Let $X_t$ be the number of heads after $t$ tosses, and $P_t:= \frac{X_t}{t}$. We can define a stopping time $\tau:=\{\min t: X_t>0.5\}$, so that we stop when we first cross the 0.5 threshold. What we want to know is the expected value of the stopped process $E[X_{\tau}]$.

Unfortunately, I do not know of a nice formula for this value. However, I was able to simulate it.

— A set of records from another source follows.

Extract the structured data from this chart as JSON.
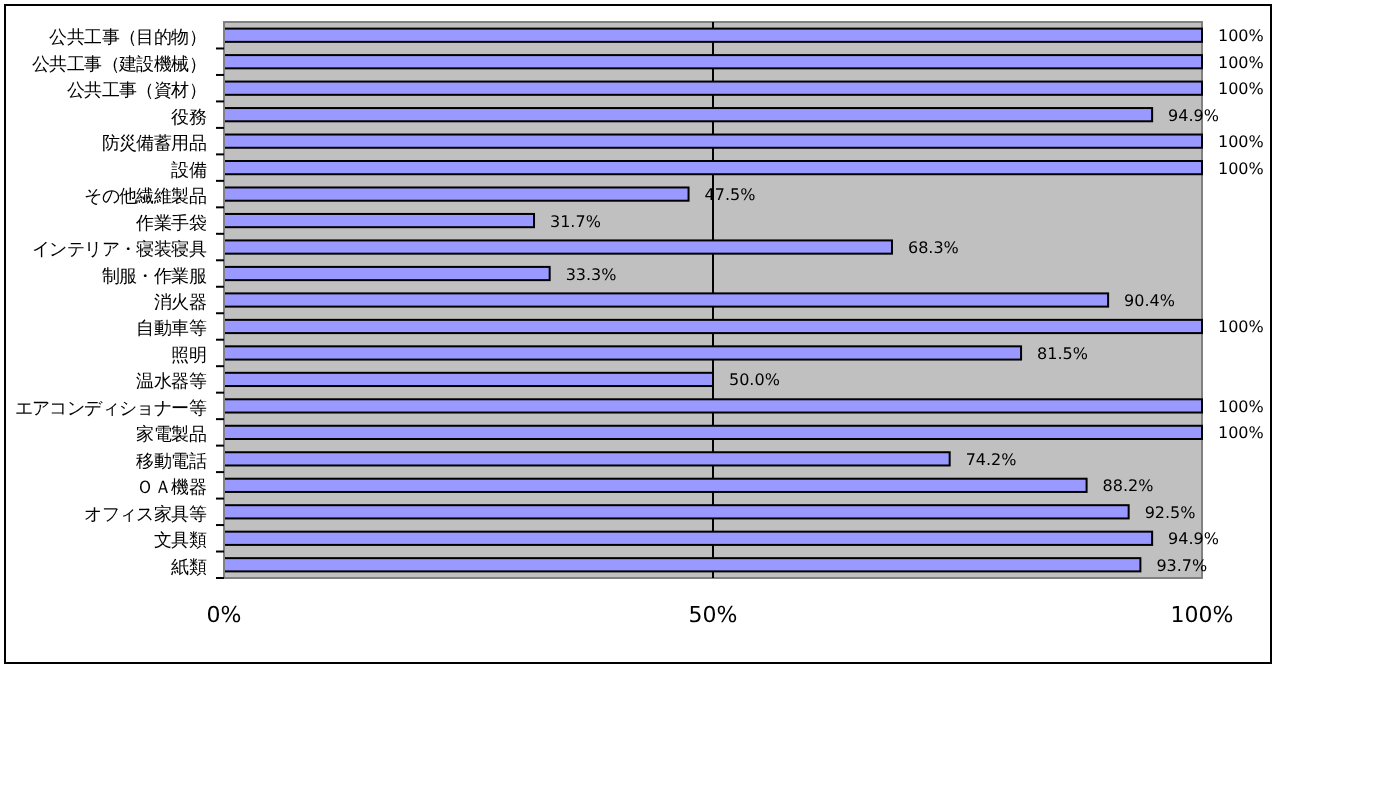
{
  "chart_data": {
    "type": "bar",
    "orientation": "horizontal",
    "categories": [
      "公共工事（目的物）",
      "公共工事（建設機械）",
      "公共工事（資材）",
      "役務",
      "防災備蓄用品",
      "設備",
      "その他繊維製品",
      "作業手袋",
      "インテリア・寝装寝具",
      "制服・作業服",
      "消火器",
      "自動車等",
      "照明",
      "温水器等",
      "エアコンディショナー等",
      "家電製品",
      "移動電話",
      "ＯＡ機器",
      "オフィス家具等",
      "文具類",
      "紙類"
    ],
    "values": [
      100,
      100,
      100,
      94.9,
      100,
      100,
      47.5,
      31.7,
      68.3,
      33.3,
      90.4,
      100,
      81.5,
      50.0,
      100,
      100,
      74.2,
      88.2,
      92.5,
      94.9,
      93.7
    ],
    "value_labels": [
      "100%",
      "100%",
      "100%",
      "94.9%",
      "100%",
      "100%",
      "47.5%",
      "31.7%",
      "68.3%",
      "33.3%",
      "90.4%",
      "100%",
      "81.5%",
      "50.0%",
      "100%",
      "100%",
      "74.2%",
      "88.2%",
      "92.5%",
      "94.9%",
      "93.7%"
    ],
    "color": "#9999ff",
    "xlim": [
      0,
      100
    ],
    "xticks": [
      {
        "value": 0,
        "label": "0%"
      },
      {
        "value": 50,
        "label": "50%"
      },
      {
        "value": 100,
        "label": "100%"
      }
    ],
    "grid": "x"
  }
}
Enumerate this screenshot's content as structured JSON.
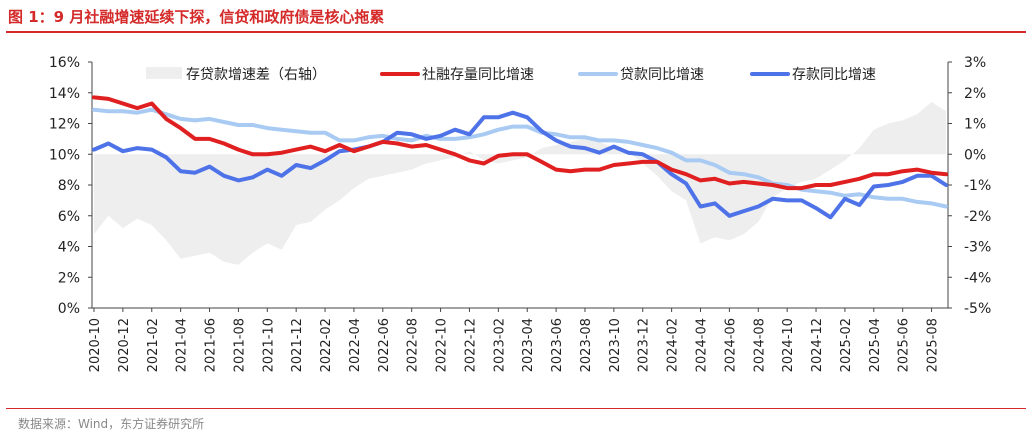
{
  "page": {
    "title": "图 1：9 月社融增速延续下探，信贷和政府债是核心拖累",
    "source": "数据来源：Wind，东方证券研究所"
  },
  "colors": {
    "accent": "#d42a2a",
    "spread_fill": "#eeeeee",
    "tsf": "#e02020",
    "loan": "#a9cbf3",
    "deposit": "#4e73e8",
    "axis_text": "#222222"
  },
  "chart_data": {
    "type": "line",
    "x": [
      "2020-10",
      "2020-11",
      "2020-12",
      "2021-01",
      "2021-02",
      "2021-03",
      "2021-04",
      "2021-05",
      "2021-06",
      "2021-07",
      "2021-08",
      "2021-09",
      "2021-10",
      "2021-11",
      "2021-12",
      "2022-01",
      "2022-02",
      "2022-03",
      "2022-04",
      "2022-05",
      "2022-06",
      "2022-07",
      "2022-08",
      "2022-09",
      "2022-10",
      "2022-11",
      "2022-12",
      "2023-01",
      "2023-02",
      "2023-03",
      "2023-04",
      "2023-05",
      "2023-06",
      "2023-07",
      "2023-08",
      "2023-09",
      "2023-10",
      "2023-11",
      "2023-12",
      "2024-01",
      "2024-02",
      "2024-03",
      "2024-04",
      "2024-05",
      "2024-06",
      "2024-07",
      "2024-08",
      "2024-09",
      "2024-10",
      "2024-11",
      "2024-12",
      "2025-01",
      "2025-02",
      "2025-03",
      "2025-04",
      "2025-05",
      "2025-06",
      "2025-07",
      "2025-08",
      "2025-09"
    ],
    "x_tick_labels": [
      "2020-10",
      "2020-12",
      "2021-02",
      "2021-04",
      "2021-06",
      "2021-08",
      "2021-10",
      "2021-12",
      "2022-02",
      "2022-04",
      "2022-06",
      "2022-08",
      "2022-10",
      "2022-12",
      "2023-02",
      "2023-04",
      "2023-06",
      "2023-08",
      "2023-10",
      "2023-12",
      "2024-02",
      "2024-04",
      "2024-06",
      "2024-08",
      "2024-10",
      "2024-12",
      "2025-02",
      "2025-04",
      "2025-06",
      "2025-08"
    ],
    "y_left": {
      "ticks": [
        "0%",
        "2%",
        "4%",
        "6%",
        "8%",
        "10%",
        "12%",
        "14%",
        "16%"
      ],
      "min": 0,
      "max": 16
    },
    "y_right": {
      "ticks": [
        "-5%",
        "-4%",
        "-3%",
        "-2%",
        "-1%",
        "0%",
        "1%",
        "2%",
        "3%"
      ],
      "min": -5,
      "max": 3
    },
    "legend_placement": "top",
    "series": [
      {
        "name": "存贷款增速差（右轴）",
        "type": "area",
        "axis": "right",
        "values": [
          -2.6,
          -2.0,
          -2.4,
          -2.1,
          -2.3,
          -2.8,
          -3.4,
          -3.3,
          -3.2,
          -3.5,
          -3.6,
          -3.2,
          -2.9,
          -3.1,
          -2.3,
          -2.2,
          -1.8,
          -1.5,
          -1.1,
          -0.8,
          -0.7,
          -0.6,
          -0.5,
          -0.3,
          -0.2,
          -0.1,
          0.1,
          -0.2,
          -0.3,
          -0.2,
          -0.1,
          0.2,
          0.3,
          0.4,
          0.5,
          0.4,
          0.2,
          0.1,
          -0.3,
          -0.7,
          -1.2,
          -1.5,
          -2.9,
          -2.7,
          -2.8,
          -2.6,
          -2.2,
          -1.4,
          -1.1,
          -0.9,
          -0.8,
          -0.5,
          -0.2,
          0.2,
          0.8,
          1.0,
          1.1,
          1.3,
          1.7,
          1.4
        ]
      },
      {
        "name": "社融存量同比增速",
        "type": "line",
        "axis": "left",
        "values": [
          13.7,
          13.6,
          13.3,
          13.0,
          13.3,
          12.3,
          11.7,
          11.0,
          11.0,
          10.7,
          10.3,
          10.0,
          10.0,
          10.1,
          10.3,
          10.5,
          10.2,
          10.6,
          10.2,
          10.5,
          10.8,
          10.7,
          10.5,
          10.6,
          10.3,
          10.0,
          9.6,
          9.4,
          9.9,
          10.0,
          10.0,
          9.5,
          9.0,
          8.9,
          9.0,
          9.0,
          9.3,
          9.4,
          9.5,
          9.5,
          9.0,
          8.7,
          8.3,
          8.4,
          8.1,
          8.2,
          8.1,
          8.0,
          7.8,
          7.8,
          8.0,
          8.0,
          8.2,
          8.4,
          8.7,
          8.7,
          8.9,
          9.0,
          8.8,
          8.7
        ]
      },
      {
        "name": "贷款同比增速",
        "type": "line",
        "axis": "left",
        "values": [
          12.9,
          12.8,
          12.8,
          12.7,
          12.9,
          12.6,
          12.3,
          12.2,
          12.3,
          12.1,
          11.9,
          11.9,
          11.7,
          11.6,
          11.5,
          11.4,
          11.4,
          10.9,
          10.9,
          11.1,
          11.2,
          11.0,
          10.9,
          11.2,
          11.0,
          11.0,
          11.1,
          11.3,
          11.6,
          11.8,
          11.8,
          11.4,
          11.3,
          11.1,
          11.1,
          10.9,
          10.9,
          10.8,
          10.6,
          10.4,
          10.1,
          9.6,
          9.6,
          9.3,
          8.8,
          8.7,
          8.5,
          8.1,
          8.0,
          7.7,
          7.6,
          7.5,
          7.3,
          7.4,
          7.2,
          7.1,
          7.1,
          6.9,
          6.8,
          6.6
        ]
      },
      {
        "name": "存款同比增速",
        "type": "line",
        "axis": "left",
        "values": [
          10.3,
          10.7,
          10.2,
          10.4,
          10.3,
          9.8,
          8.9,
          8.8,
          9.2,
          8.6,
          8.3,
          8.5,
          9.0,
          8.6,
          9.3,
          9.1,
          9.6,
          10.2,
          10.3,
          10.5,
          10.8,
          11.4,
          11.3,
          11.0,
          11.2,
          11.6,
          11.3,
          12.4,
          12.4,
          12.7,
          12.4,
          11.5,
          10.9,
          10.5,
          10.4,
          10.1,
          10.5,
          10.1,
          10.0,
          9.5,
          8.7,
          8.1,
          6.6,
          6.8,
          6.0,
          6.3,
          6.6,
          7.1,
          7.0,
          7.0,
          6.5,
          5.9,
          7.1,
          6.7,
          7.9,
          8.0,
          8.2,
          8.6,
          8.6,
          8.0
        ]
      }
    ]
  }
}
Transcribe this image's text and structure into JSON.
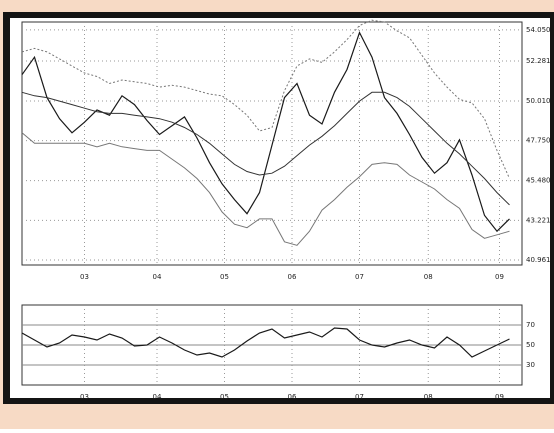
{
  "chart_data": [
    {
      "type": "line",
      "x": [
        0,
        1,
        2,
        3,
        4,
        5,
        6,
        7,
        8,
        9,
        10,
        11,
        12,
        13,
        14,
        15,
        16,
        17,
        18,
        19,
        20,
        21,
        22,
        23,
        24,
        25,
        26,
        27,
        28,
        29,
        30,
        31,
        32,
        33,
        34,
        35,
        36,
        37,
        38,
        39
      ],
      "series": [
        {
          "color": "#1a1a1a",
          "dash": false,
          "values": [
            51.5,
            52.5,
            50.2,
            49.0,
            48.2,
            48.8,
            49.5,
            49.2,
            50.3,
            49.8,
            48.9,
            48.1,
            48.6,
            49.1,
            47.9,
            46.5,
            45.3,
            44.4,
            43.6,
            44.8,
            47.5,
            50.2,
            51.0,
            49.2,
            48.7,
            50.5,
            51.8,
            53.9,
            52.5,
            50.2,
            49.3,
            48.1,
            46.8,
            45.9,
            46.5,
            47.8,
            45.8,
            43.5,
            42.6,
            43.3
          ]
        },
        {
          "color": "#333333",
          "dash": false,
          "values": [
            50.5,
            50.3,
            50.2,
            50.0,
            49.8,
            49.6,
            49.4,
            49.3,
            49.3,
            49.2,
            49.1,
            49.0,
            48.8,
            48.5,
            48.1,
            47.6,
            47.0,
            46.4,
            46.0,
            45.8,
            45.9,
            46.3,
            46.9,
            47.5,
            48.0,
            48.6,
            49.3,
            50.0,
            50.5,
            50.5,
            50.2,
            49.7,
            49.0,
            48.3,
            47.6,
            47.0,
            46.3,
            45.6,
            44.8,
            44.1
          ]
        },
        {
          "color": "#777777",
          "dash": true,
          "values": [
            52.8,
            53.0,
            52.8,
            52.4,
            52.0,
            51.6,
            51.4,
            51.0,
            51.2,
            51.1,
            51.0,
            50.8,
            50.9,
            50.8,
            50.6,
            50.4,
            50.3,
            49.8,
            49.2,
            48.3,
            48.5,
            50.6,
            52.0,
            52.4,
            52.2,
            52.8,
            53.5,
            54.3,
            54.6,
            54.5,
            54.0,
            53.6,
            52.6,
            51.6,
            50.8,
            50.1,
            49.9,
            49.0,
            47.2,
            45.6
          ]
        },
        {
          "color": "#777777",
          "dash": false,
          "values": [
            48.2,
            47.6,
            47.6,
            47.6,
            47.6,
            47.6,
            47.4,
            47.6,
            47.4,
            47.3,
            47.2,
            47.2,
            46.7,
            46.2,
            45.6,
            44.8,
            43.7,
            43.0,
            42.8,
            43.3,
            43.3,
            42.0,
            41.8,
            42.6,
            43.8,
            44.4,
            45.1,
            45.7,
            46.4,
            46.5,
            46.4,
            45.8,
            45.4,
            45.0,
            44.4,
            43.9,
            42.7,
            42.2,
            42.4,
            42.6
          ]
        }
      ],
      "xlim": [
        0,
        40
      ],
      "xticks": [
        {
          "value": 5,
          "label": "03"
        },
        {
          "value": 10.8,
          "label": "04"
        },
        {
          "value": 16.2,
          "label": "05"
        },
        {
          "value": 21.6,
          "label": "06"
        },
        {
          "value": 27,
          "label": "07"
        },
        {
          "value": 32.5,
          "label": "08"
        },
        {
          "value": 38.2,
          "label": "09"
        }
      ],
      "ylim": [
        40.68,
        54.5
      ],
      "yticks": [
        {
          "value": 54.05,
          "label": "54.050"
        },
        {
          "value": 52.281,
          "label": "52.281"
        },
        {
          "value": 50.01,
          "label": "50.010"
        },
        {
          "value": 47.75,
          "label": "47.750"
        },
        {
          "value": 45.48,
          "label": "45.480"
        },
        {
          "value": 43.221,
          "label": "43.221"
        },
        {
          "value": 40.961,
          "label": "40.961"
        }
      ],
      "grid": true
    },
    {
      "type": "line",
      "x": [
        0,
        1,
        2,
        3,
        4,
        5,
        6,
        7,
        8,
        9,
        10,
        11,
        12,
        13,
        14,
        15,
        16,
        17,
        18,
        19,
        20,
        21,
        22,
        23,
        24,
        25,
        26,
        27,
        28,
        29,
        30,
        31,
        32,
        33,
        34,
        35,
        36,
        37,
        38,
        39
      ],
      "series": [
        {
          "color": "#1a1a1a",
          "dash": false,
          "values": [
            62,
            55,
            48,
            52,
            60,
            58,
            55,
            61,
            57,
            49,
            50,
            58,
            52,
            45,
            40,
            42,
            38,
            45,
            54,
            62,
            66,
            57,
            60,
            63,
            58,
            67,
            66,
            55,
            50,
            48,
            52,
            55,
            50,
            47,
            58,
            50,
            38,
            44,
            50,
            56
          ]
        }
      ],
      "xlim": [
        0,
        40
      ],
      "xticks": [
        {
          "value": 5,
          "label": "03"
        },
        {
          "value": 10.8,
          "label": "04"
        },
        {
          "value": 16.2,
          "label": "05"
        },
        {
          "value": 21.6,
          "label": "06"
        },
        {
          "value": 27,
          "label": "07"
        },
        {
          "value": 32.5,
          "label": "08"
        },
        {
          "value": 38.2,
          "label": "09"
        }
      ],
      "ylim": [
        10,
        90
      ],
      "yticks": [
        70,
        50,
        30
      ],
      "grid": true
    }
  ]
}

I tried several stopping rules calculated the expected value of the stopped process. Here's what I got:

  1. $\tau:=\{\min t: X_t>0.5\}\rightarrow E(X_{\tau})\approx 0.8$
  2. $\tau:=\{\min t: X_t>0.6\}\rightarrow E(X_{\tau})\approx 0.9$
  3. $\tau:=\{\min t: X_t>0.7\}\rightarrow E(X_{\tau})\approx 0.94$
  4. $\tau:=\{\min t: X_t>0.8\}\rightarrow E(X_{\tau})\approx 0.98$

In each case, there is about a 50% chance that you will need fewer than 1000 flips to hit your stopping time. However, the expected number of flips increases rapidly as your cutoff approaches 1, so the ideal is somewhere between $x\in[0.6,0.8]$.